Japan, Australia and India pumped $33 billion into money markets on Wednesday as AIG's rescue plan failed to ease the global funding squeeze.
Adding to the jitters, Reserve Primary Fund, a money-market mutual fund whose assets have tumbled 65 percent in recent weeks, fell below $1 a share in net asset value, because of its losses on debt issued by Lehman.
The Reserve Primary Fund had about $23 billion in assets on Tuesday, down from about $65 billion in assets as of Aug. 31, said fund spokesman Ming Lee Hatch. Investor redemptions will be delayed as long as seven days, the fund's owner, New York-based Reserve Management Corp., said Tuesday in a statement.

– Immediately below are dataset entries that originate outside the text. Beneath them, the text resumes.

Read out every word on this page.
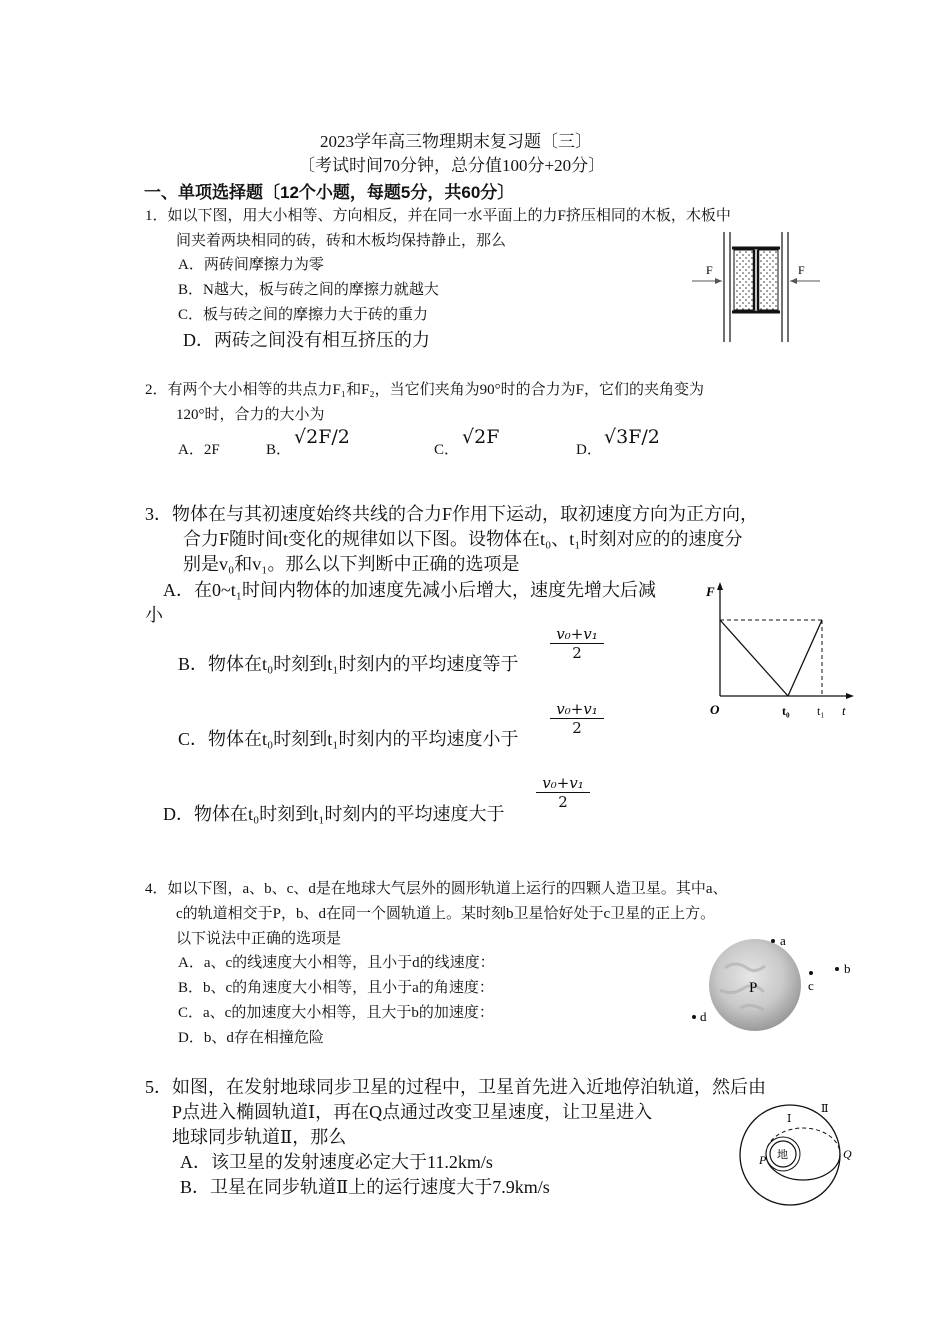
2023学年高三物理期末复习题〔三〕
〔考试时间70分钟，总分值100分+20分〕
一、单项选择题〔12个小题，每题5分，共60分〕
1．如以下图，用大小相等、方向相反，并在同一水平面上的力F挤压相同的木板，木板中
间夹着两块相同的砖，砖和木板均保持静止，那么
A．两砖间摩擦力为零
B．N越大，板与砖之间的摩擦力就越大
C．板与砖之间的摩擦力大于砖的重力
D．两砖之间没有相互挤压的力
F	F
2．有两个大小相等的共点力F₁和F₂，当它们夹角为90°时的合力为F，它们的夹角变为
120°时，合力的大小为
A．2F	B．
√2F/2
C．
√2F
D．
√3F/2
3．物体在与其初速度始终共线的合力F作用下运动，取初速度方向为正方向，
合力F随时间t变化的规律如以下图。设物体在t₀、t₁时刻对应的的速度分
别是v₀和v₁。那么以下判断中正确的选项是
A．在0~t₁时间内物体的加速度先减小后增大，速度先增大后减
小
B．物体在t₀时刻到t₁时刻内的平均速度等于
$\frac{\text{v₀+v₁}}{2}$
C．物体在t₀时刻到t₁时刻内的平均速度小于
$\frac{\text{v₀+v₁}}{2}$
D．物体在t₀时刻到t₁时刻内的平均速度大于
$\frac{\text{v₀+v₁}}{2}$
F
O	t₀ t₁ t
4．如以下图，a、b、c、d是在地球大气层外的圆形轨道上运行的四颗人造卫星。其中a、
c的轨道相交于P，b、d在同一个圆轨道上。某时刻b卫星恰好处于c卫星的正上方。
以下说法中正确的选项是
A．a、c的线速度大小相等，且小于d的线速度：
B．b、c的角速度大小相等，且小于a的角速度：
C．a、c的加速度大小相等，且大于b的加速度：
D．b、d存在相撞危险
P
a
b
c
d
5．如图，在发射地球同步卫星的过程中，卫星首先进入近地停泊轨道，然后由
P点进入椭圆轨道Ⅰ，再在Q点通过改变卫星速度，让卫星进入
地球同步轨道Ⅱ，那么
A．该卫星的发射速度必定大于11.2km/s
B．卫星在同步轨道Ⅱ上的运行速度大于7.9km/s
地
P	Q
Ⅰ
Ⅱ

On a brighter side, Morgan Stanley posted a 3 percent decline in quarterly profit, but results beat expectations and the shares rose in extended trade on Wall Street. After Tuesday's closing bell, the stock rose more than 7 percent, while the bank's shares traded in Frankfurt were up 16 percent at 0915 GMT.
Also on the positive news front, Barclays agreed to buy several parts of Lehman for $1.75 billion.
On the macro front, housing starts in August, due at 1230 GMT, are expected to show an annual rate of 950,000 units, down from 965,000 in July, according to a Reuters poll of analysts. A record rate of foreclosures probably kept many U.S. home builders off the job, pushing the rate of groundbreaking for new homes to its lowest level in more than 17 years, analysts predict.
U.S. stocks rebounded on Tuesday, recovering a day after their biggest drop in seven years on growing optimism that U.S. authorities would finance a rescue AIG.